I have been photographing landscapes for the past thirty years, and, upon moving to Southern California in 1998, I began to focus my attention toward the sea. These online galleries represent some of my most recent work in the South Bay, with an emphasis on both the familiar picturesque settings as well as the grittier areas north of the beach towns. Bordered by a refinery, industrial plants and Los Angeles International Airport, the three and one-half miles of coastline along Dockeweiler Beach is not a paradise in the conventional sense. But in the colder winter months, long after the teeming crowds of summer have vanished, one can experience a surprising degree of solitude and beauty there. And, as the northwest swells begin to pummel the shore in December, it becomes clear that this is still a wild place, only encroached upon by industrial development and not subjugated by it.
The equipment I use to create my images has evolved over the years. I initially worked exclusively with large and medium format cameras. As technology improved I eventually adopted an all digital workflow and now capture my images with high resolution DSLRs. I’ve made prints for corporate and residential clients as big as 6x9 feet. I primarily shoot seascapes in the low-light conditions of dawn and dusk, and exposures typically range from a second or two to several minutes. The images thus reflect a temporal quality, invisible to the naked eye at the time of exposure, that is especially revealing of the waveforms and swirling current of the sea.

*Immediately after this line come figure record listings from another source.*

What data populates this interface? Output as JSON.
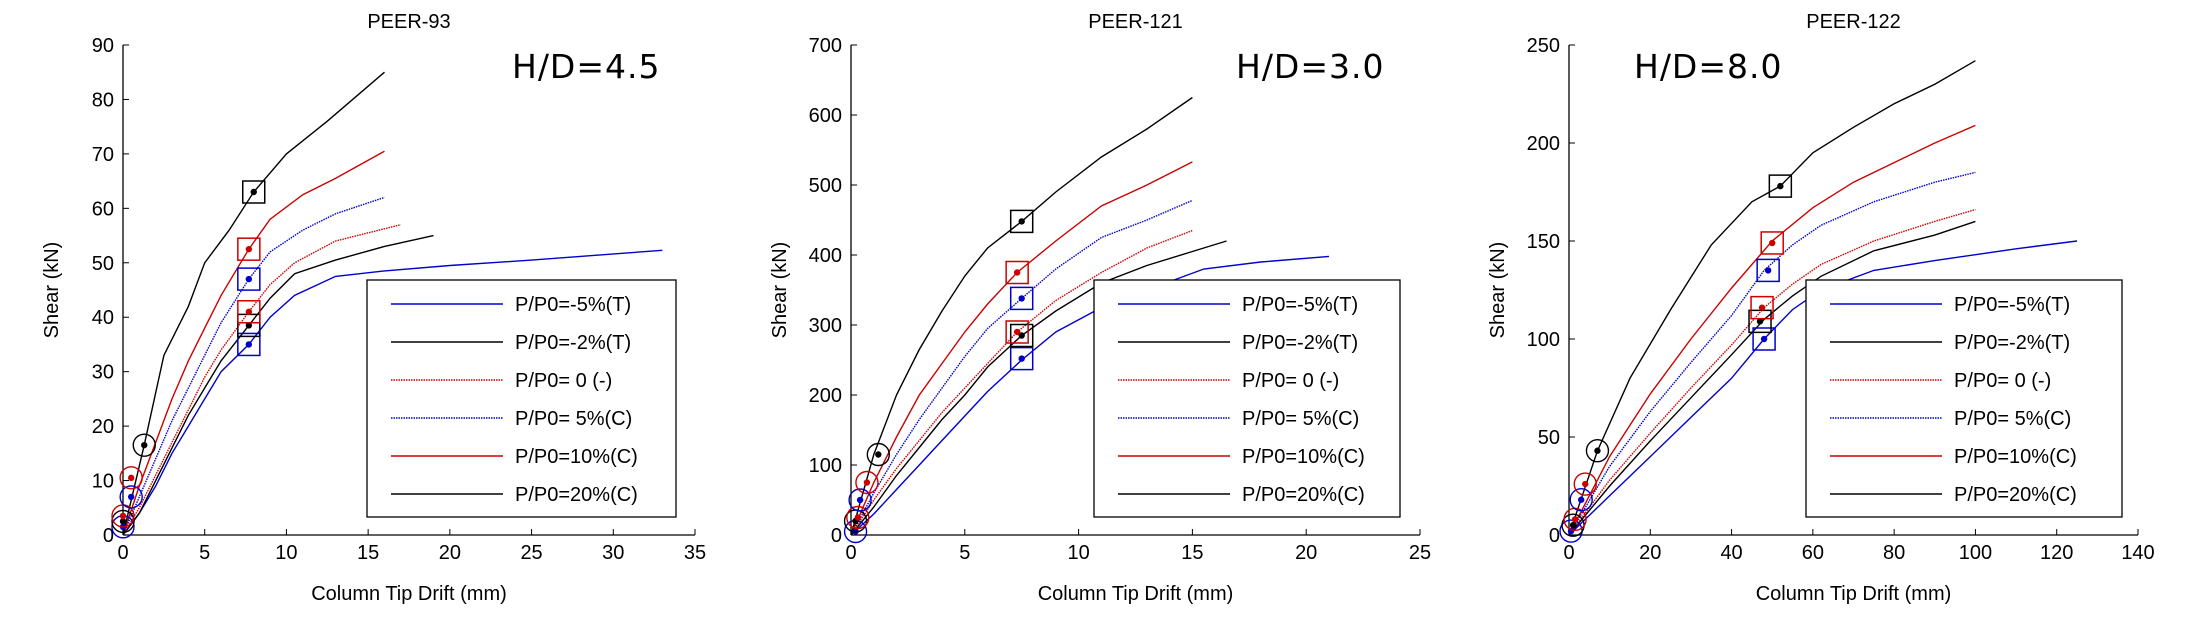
{
  "chart_data": [
    {
      "type": "line",
      "title": "PEER-93",
      "annotation": "H/D=4.5",
      "xlabel": "Column Tip Drift (mm)",
      "ylabel": "Shear (kN)",
      "xlim": [
        0,
        35
      ],
      "ylim": [
        0,
        90
      ],
      "xticks": [
        0,
        5,
        10,
        15,
        20,
        25,
        30,
        35
      ],
      "yticks": [
        0,
        10,
        20,
        30,
        40,
        50,
        60,
        70,
        80,
        90
      ],
      "grid": false,
      "legend_position": "bottom-right",
      "series": [
        {
          "name": "P/P0=-5%(T)",
          "color": "#0000cc",
          "style": "solid",
          "x": [
            0,
            1,
            2,
            3,
            4,
            5,
            6,
            7.7,
            9,
            10.5,
            13,
            16,
            20,
            25,
            33
          ],
          "y": [
            0,
            4,
            9,
            15,
            20,
            25,
            30,
            35,
            40,
            44,
            47.5,
            48.5,
            49.5,
            50.5,
            52.3
          ],
          "marker": {
            "x": 7.7,
            "y": 35,
            "shape": "square"
          },
          "origin_marker": {
            "x": 0,
            "y": 1.5,
            "shape": "circle"
          }
        },
        {
          "name": "P/P0=-2%(T)",
          "color": "#000000",
          "style": "solid",
          "x": [
            0,
            1,
            2,
            3,
            4,
            5,
            6,
            7.7,
            9,
            10.5,
            13,
            16,
            19
          ],
          "y": [
            0,
            4,
            10,
            16,
            22,
            27,
            32,
            38.5,
            43.5,
            48,
            50.5,
            53,
            55
          ],
          "marker": {
            "x": 7.7,
            "y": 38.5,
            "shape": "square"
          },
          "origin_marker": {
            "x": 0,
            "y": 2.5,
            "shape": "circle"
          }
        },
        {
          "name": "P/P0= 0 (-)",
          "color": "#cc0000",
          "style": "dotted",
          "x": [
            0,
            1,
            2,
            3,
            4,
            5,
            6,
            7.7,
            9,
            10.5,
            13,
            17
          ],
          "y": [
            0,
            5,
            11,
            17,
            23,
            29,
            34,
            41,
            46,
            50,
            54,
            57
          ],
          "marker": {
            "x": 7.7,
            "y": 41,
            "shape": "square"
          },
          "origin_marker": {
            "x": 0,
            "y": 3.5,
            "shape": "circle"
          }
        },
        {
          "name": "P/P0= 5%(C)",
          "color": "#0000cc",
          "style": "dotted",
          "x": [
            0,
            1,
            2,
            3,
            4,
            5,
            6,
            7.7,
            9,
            11,
            13,
            16
          ],
          "y": [
            0,
            7,
            14,
            21,
            27,
            33,
            39,
            47,
            52,
            56,
            59,
            62
          ],
          "marker": {
            "x": 7.7,
            "y": 47,
            "shape": "square"
          },
          "origin_marker": {
            "x": 0.5,
            "y": 7,
            "shape": "circle"
          }
        },
        {
          "name": "P/P0=10%(C)",
          "color": "#cc0000",
          "style": "solid",
          "x": [
            0,
            1,
            2,
            3,
            4,
            5,
            6,
            7.7,
            9,
            11,
            13,
            16
          ],
          "y": [
            0,
            9,
            17,
            25,
            32,
            38,
            44,
            52.5,
            58,
            62.5,
            65.5,
            70.5
          ],
          "marker": {
            "x": 7.7,
            "y": 52.5,
            "shape": "square"
          },
          "origin_marker": {
            "x": 0.5,
            "y": 10.5,
            "shape": "circle"
          }
        },
        {
          "name": "P/P0=20%(C)",
          "color": "#000000",
          "style": "solid",
          "x": [
            0,
            1.3,
            2.5,
            4,
            5,
            6.5,
            8,
            10,
            12.5,
            16
          ],
          "y": [
            0,
            16.5,
            33,
            42,
            50,
            56,
            63,
            70,
            76,
            85
          ],
          "marker": {
            "x": 8,
            "y": 63,
            "shape": "square"
          },
          "origin_marker": {
            "x": 1.3,
            "y": 16.5,
            "shape": "circle"
          }
        }
      ]
    },
    {
      "type": "line",
      "title": "PEER-121",
      "annotation": "H/D=3.0",
      "xlabel": "Column Tip Drift (mm)",
      "ylabel": "Shear (kN)",
      "xlim": [
        0,
        25
      ],
      "ylim": [
        0,
        700
      ],
      "xticks": [
        0,
        5,
        10,
        15,
        20,
        25
      ],
      "yticks": [
        0,
        100,
        200,
        300,
        400,
        500,
        600,
        700
      ],
      "grid": false,
      "legend_position": "bottom-right",
      "series": [
        {
          "name": "P/P0=-5%(T)",
          "color": "#0000cc",
          "style": "solid",
          "x": [
            0,
            1,
            2,
            3,
            4,
            5,
            6,
            7.5,
            9,
            11,
            13,
            15.5,
            18,
            21
          ],
          "y": [
            0,
            30,
            65,
            100,
            135,
            170,
            205,
            250,
            290,
            325,
            350,
            380,
            390,
            398
          ],
          "marker": {
            "x": 7.5,
            "y": 252,
            "shape": "square"
          },
          "origin_marker": {
            "x": 0.2,
            "y": 5,
            "shape": "circle"
          }
        },
        {
          "name": "P/P0=-2%(T)",
          "color": "#000000",
          "style": "solid",
          "x": [
            0,
            1,
            2,
            3,
            4,
            5,
            6,
            7.5,
            9,
            11,
            13,
            15,
            16.5
          ],
          "y": [
            0,
            40,
            85,
            125,
            165,
            200,
            240,
            285,
            320,
            360,
            385,
            405,
            420
          ],
          "marker": {
            "x": 7.5,
            "y": 285,
            "shape": "square"
          },
          "origin_marker": {
            "x": 0.2,
            "y": 20,
            "shape": "circle"
          }
        },
        {
          "name": "P/P0= 0 (-)",
          "color": "#cc0000",
          "style": "dotted",
          "x": [
            0,
            1,
            2,
            3,
            4,
            5,
            6,
            7.3,
            9,
            11,
            13,
            15
          ],
          "y": [
            0,
            50,
            95,
            135,
            175,
            210,
            245,
            290,
            335,
            375,
            410,
            435
          ],
          "marker": {
            "x": 7.3,
            "y": 290,
            "shape": "square"
          },
          "origin_marker": {
            "x": 0.3,
            "y": 25,
            "shape": "circle"
          }
        },
        {
          "name": "P/P0= 5%(C)",
          "color": "#0000cc",
          "style": "dotted",
          "x": [
            0,
            1,
            2,
            3,
            4,
            5,
            6,
            7.5,
            9,
            11,
            13,
            15
          ],
          "y": [
            0,
            60,
            115,
            165,
            210,
            255,
            295,
            338,
            380,
            425,
            450,
            478
          ],
          "marker": {
            "x": 7.5,
            "y": 338,
            "shape": "square"
          },
          "origin_marker": {
            "x": 0.4,
            "y": 50,
            "shape": "circle"
          }
        },
        {
          "name": "P/P0=10%(C)",
          "color": "#cc0000",
          "style": "solid",
          "x": [
            0,
            1,
            2,
            3,
            4,
            5,
            6,
            7.3,
            9,
            11,
            13,
            15
          ],
          "y": [
            0,
            75,
            140,
            200,
            245,
            290,
            330,
            375,
            420,
            470,
            500,
            533
          ],
          "marker": {
            "x": 7.3,
            "y": 375,
            "shape": "square"
          },
          "origin_marker": {
            "x": 0.7,
            "y": 75,
            "shape": "circle"
          }
        },
        {
          "name": "P/P0=20%(C)",
          "color": "#000000",
          "style": "solid",
          "x": [
            0,
            1,
            2,
            3,
            4,
            5,
            6,
            7.5,
            9,
            11,
            13,
            15
          ],
          "y": [
            0,
            115,
            200,
            265,
            320,
            370,
            410,
            448,
            490,
            540,
            580,
            625
          ],
          "marker": {
            "x": 7.5,
            "y": 448,
            "shape": "square"
          },
          "origin_marker": {
            "x": 1.2,
            "y": 115,
            "shape": "circle"
          }
        }
      ]
    },
    {
      "type": "line",
      "title": "PEER-122",
      "annotation": "H/D=8.0",
      "xlabel": "Column Tip Drift (mm)",
      "ylabel": "Shear (kN)",
      "xlim": [
        0,
        140
      ],
      "ylim": [
        0,
        250
      ],
      "xticks": [
        0,
        20,
        40,
        60,
        80,
        100,
        120,
        140
      ],
      "yticks": [
        0,
        50,
        100,
        150,
        200,
        250
      ],
      "grid": false,
      "legend_position": "bottom-right",
      "series": [
        {
          "name": "P/P0=-5%(T)",
          "color": "#0000cc",
          "style": "solid",
          "x": [
            0,
            10,
            20,
            30,
            40,
            48,
            55,
            62,
            75,
            90,
            100,
            110,
            125
          ],
          "y": [
            0,
            20,
            40,
            60,
            80,
            100,
            115,
            125,
            135,
            140,
            143,
            146,
            150
          ],
          "marker": {
            "x": 48,
            "y": 100,
            "shape": "square"
          },
          "origin_marker": {
            "x": 0.5,
            "y": 2,
            "shape": "circle"
          }
        },
        {
          "name": "P/P0=-2%(T)",
          "color": "#000000",
          "style": "solid",
          "x": [
            0,
            10,
            20,
            30,
            40,
            48,
            55,
            62,
            75,
            90,
            100
          ],
          "y": [
            0,
            25,
            48,
            70,
            92,
            110,
            122,
            132,
            145,
            153,
            160
          ],
          "marker": {
            "x": 47,
            "y": 109,
            "shape": "square"
          },
          "origin_marker": {
            "x": 1,
            "y": 5,
            "shape": "circle"
          }
        },
        {
          "name": "P/P0= 0 (-)",
          "color": "#cc0000",
          "style": "dotted",
          "x": [
            0,
            10,
            20,
            30,
            40,
            48,
            55,
            62,
            75,
            90,
            100
          ],
          "y": [
            0,
            28,
            52,
            75,
            97,
            116,
            128,
            138,
            150,
            160,
            166
          ],
          "marker": {
            "x": 47.5,
            "y": 116,
            "shape": "square"
          },
          "origin_marker": {
            "x": 1.5,
            "y": 8,
            "shape": "circle"
          }
        },
        {
          "name": "P/P0= 5%(C)",
          "color": "#0000cc",
          "style": "dotted",
          "x": [
            0,
            10,
            20,
            30,
            40,
            48,
            55,
            62,
            75,
            90,
            100
          ],
          "y": [
            0,
            35,
            63,
            88,
            112,
            135,
            148,
            158,
            170,
            180,
            185
          ],
          "marker": {
            "x": 49,
            "y": 135,
            "shape": "square"
          },
          "origin_marker": {
            "x": 3,
            "y": 18,
            "shape": "circle"
          }
        },
        {
          "name": "P/P0=10%(C)",
          "color": "#cc0000",
          "style": "solid",
          "x": [
            0,
            10,
            20,
            30,
            40,
            50,
            60,
            70,
            80,
            90,
            100
          ],
          "y": [
            0,
            40,
            72,
            100,
            126,
            150,
            167,
            180,
            190,
            200,
            209
          ],
          "marker": {
            "x": 50,
            "y": 149,
            "shape": "square"
          },
          "origin_marker": {
            "x": 4,
            "y": 26,
            "shape": "circle"
          }
        },
        {
          "name": "P/P0=20%(C)",
          "color": "#000000",
          "style": "solid",
          "x": [
            0,
            7,
            15,
            25,
            35,
            45,
            52,
            60,
            70,
            80,
            90,
            100
          ],
          "y": [
            0,
            43,
            80,
            115,
            148,
            170,
            178,
            195,
            208,
            220,
            230,
            242
          ],
          "marker": {
            "x": 52,
            "y": 178,
            "shape": "square"
          },
          "origin_marker": {
            "x": 7,
            "y": 43,
            "shape": "circle"
          }
        }
      ]
    }
  ]
}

I grew up in the Adirondack mountains of northern New York and graduated magna cum laude from Dartmouth College in 1988. My photographs appear frequently in regional and national publications, and I was the photographer for the book Dinosaur: Four Seasons on the Green and Yampa Rivers. My wife and I are raising our two children in Manhattan Beach, where I spend much of my free time surfing and paddling in the same areas I photograph.